The Government is contributing a third of the money needed to launch a high-tech Merseyside university business hub that could house 300 new businesses and create 1,000 new jobs.
Sensor City — described as a “sensor-systems business incubator” — is a £15m collaboration between the University of Liverpool and Liverpool John Moores University with £5m of central cash coming through the Liverpool City Region Local Enterprise Partnership (LEP).
It will be housed in a 27,000 sq ft purpose-built complex in the city’s Copperas Hill redevelopment zone and become home to companies developing and implementing new sensor systems and their integrating into industry.
The Sensor City application for enterprise zone status attracted 107 letters of support from potential stakeholders across the UK, including regional and national small firms, multi-nationals, international agencies, regional science parks, funding and business support agencies and local government.
“Sensor City is a fantastic example of what can be achieved when universities and businesses collaborate, and stands testament to the extraordinary talent in Liverpool,” commented Universities, Science and Cities Minister, Greg Clark.
“This new facility will ensure that the innovation and entrepreneurial spirit of students and academics can be harnessed by industry. This is great news for Liverpool and great news for the rest of the UK.”
Britain’s sensor industry is claimed to be worth around £13bn each year. It directly supports 70,000 jobs and produces £6bn in exports.

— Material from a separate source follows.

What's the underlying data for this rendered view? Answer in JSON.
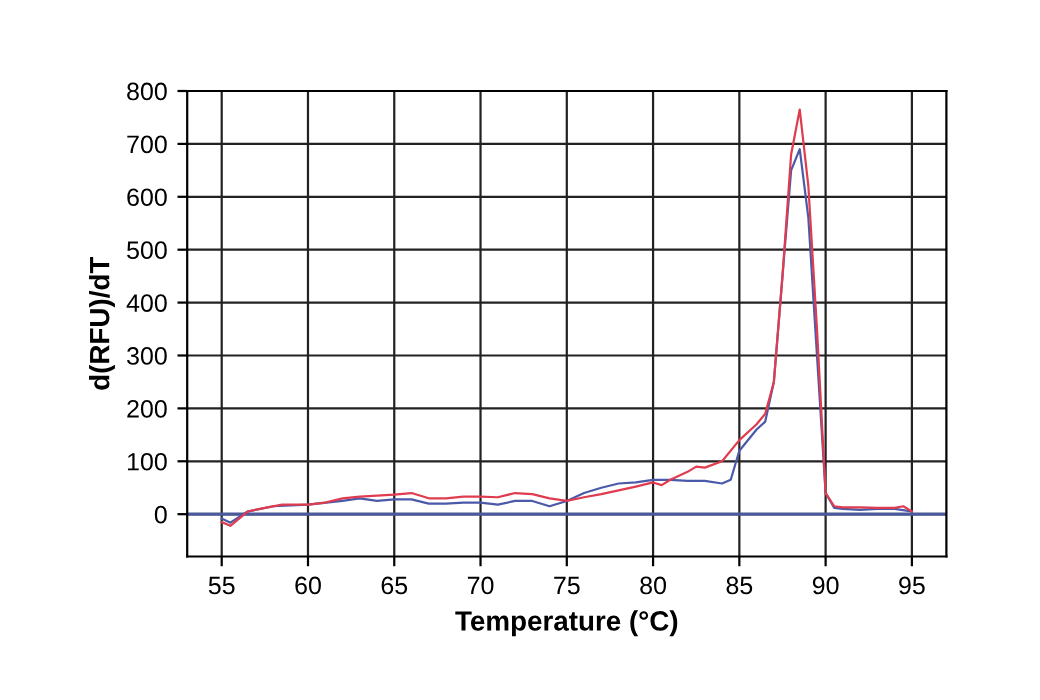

Overall almost one-and-a-half million UK workers are employed in professions using sensors, 159,000 of them in the North West and 27,000 in Liverpool.
Steve Holloway is University of Liverpool executive pro-vice-chancellor. “It is a great achievement for the city to have been successful in winning the national competition to create the University Enterprise Zone: Sensor City,” he explained.

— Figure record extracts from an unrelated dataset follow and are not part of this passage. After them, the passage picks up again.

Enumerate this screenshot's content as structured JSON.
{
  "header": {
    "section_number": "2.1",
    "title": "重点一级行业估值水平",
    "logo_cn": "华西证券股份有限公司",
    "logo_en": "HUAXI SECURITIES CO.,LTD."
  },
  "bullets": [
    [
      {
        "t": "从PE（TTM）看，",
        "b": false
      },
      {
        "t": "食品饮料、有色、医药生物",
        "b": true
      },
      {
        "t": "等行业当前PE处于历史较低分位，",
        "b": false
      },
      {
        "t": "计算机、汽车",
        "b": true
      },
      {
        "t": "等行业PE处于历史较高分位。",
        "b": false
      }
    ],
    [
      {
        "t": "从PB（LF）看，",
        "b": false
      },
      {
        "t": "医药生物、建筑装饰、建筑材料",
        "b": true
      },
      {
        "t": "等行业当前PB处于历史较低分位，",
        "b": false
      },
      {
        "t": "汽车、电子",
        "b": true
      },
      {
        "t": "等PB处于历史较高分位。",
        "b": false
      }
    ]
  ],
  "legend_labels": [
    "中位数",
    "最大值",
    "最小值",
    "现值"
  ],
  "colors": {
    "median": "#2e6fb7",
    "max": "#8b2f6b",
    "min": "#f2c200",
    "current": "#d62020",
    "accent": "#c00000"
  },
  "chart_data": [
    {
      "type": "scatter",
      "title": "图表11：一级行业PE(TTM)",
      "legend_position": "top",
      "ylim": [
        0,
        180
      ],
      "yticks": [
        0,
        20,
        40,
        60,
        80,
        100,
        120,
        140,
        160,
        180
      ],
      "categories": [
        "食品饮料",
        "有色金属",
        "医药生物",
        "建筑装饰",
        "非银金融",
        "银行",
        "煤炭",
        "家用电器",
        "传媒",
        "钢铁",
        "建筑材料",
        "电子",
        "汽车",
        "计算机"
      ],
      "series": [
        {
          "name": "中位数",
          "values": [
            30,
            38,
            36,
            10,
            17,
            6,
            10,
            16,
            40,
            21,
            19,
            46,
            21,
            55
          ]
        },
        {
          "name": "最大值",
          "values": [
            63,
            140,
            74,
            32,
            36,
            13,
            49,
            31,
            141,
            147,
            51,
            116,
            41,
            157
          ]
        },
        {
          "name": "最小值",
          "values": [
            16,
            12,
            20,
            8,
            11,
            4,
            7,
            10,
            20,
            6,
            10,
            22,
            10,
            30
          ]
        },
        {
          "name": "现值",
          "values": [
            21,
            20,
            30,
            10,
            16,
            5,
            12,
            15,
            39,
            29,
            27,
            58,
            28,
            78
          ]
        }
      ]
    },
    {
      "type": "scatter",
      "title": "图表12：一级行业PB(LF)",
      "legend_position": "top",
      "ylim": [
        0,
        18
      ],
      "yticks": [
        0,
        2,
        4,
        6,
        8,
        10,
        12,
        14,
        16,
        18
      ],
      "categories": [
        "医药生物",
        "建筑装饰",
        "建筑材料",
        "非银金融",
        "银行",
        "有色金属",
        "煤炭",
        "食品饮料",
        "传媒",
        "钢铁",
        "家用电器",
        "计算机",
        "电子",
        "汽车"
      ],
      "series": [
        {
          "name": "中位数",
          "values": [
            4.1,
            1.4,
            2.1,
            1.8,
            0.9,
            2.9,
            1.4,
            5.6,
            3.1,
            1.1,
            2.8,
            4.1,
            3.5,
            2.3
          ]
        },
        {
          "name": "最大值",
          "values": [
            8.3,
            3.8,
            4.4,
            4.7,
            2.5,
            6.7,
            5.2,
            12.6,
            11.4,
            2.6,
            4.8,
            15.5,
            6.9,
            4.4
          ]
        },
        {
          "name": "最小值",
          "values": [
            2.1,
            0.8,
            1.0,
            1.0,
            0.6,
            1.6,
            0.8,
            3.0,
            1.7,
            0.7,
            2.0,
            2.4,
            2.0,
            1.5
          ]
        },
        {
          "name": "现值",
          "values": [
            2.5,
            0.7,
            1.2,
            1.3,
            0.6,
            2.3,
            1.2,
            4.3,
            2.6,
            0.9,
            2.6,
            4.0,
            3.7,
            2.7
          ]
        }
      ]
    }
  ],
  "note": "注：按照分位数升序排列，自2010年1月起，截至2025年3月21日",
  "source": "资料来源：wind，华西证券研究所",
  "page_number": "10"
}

“It is also vital to the region that the entrepreneurial talent that is resident in our universities is given the opportunity to translate ideas from the back-of-the-envelope to start-ups, and eventually to fully-fledged businesses which will, in turn, benefit the region and potentially create new jobs.”
The project is the first major strategic collaboration between both universities and the LEP. Sensor technologies are also a major part of the LEP’s 2014-2010 Innovation Plan.
It’s hoped that Sensor City will dramatically cut down the time it takes for inventions to migrate from the laboratory work bench to the factory floor as well as attracting global investment into Merseyside’s high-tech start-ups.
Backing the pioneering scheme during a summer visit to Liverpool, Chancellor George Osborne said: “The stuff being developed here is absolutely cutting edge … It is better than anything else happening anywhere in the world.
“We are all going to use the technologies being developed at Sensor City and we are going to be able to say they were made in Liverpool.”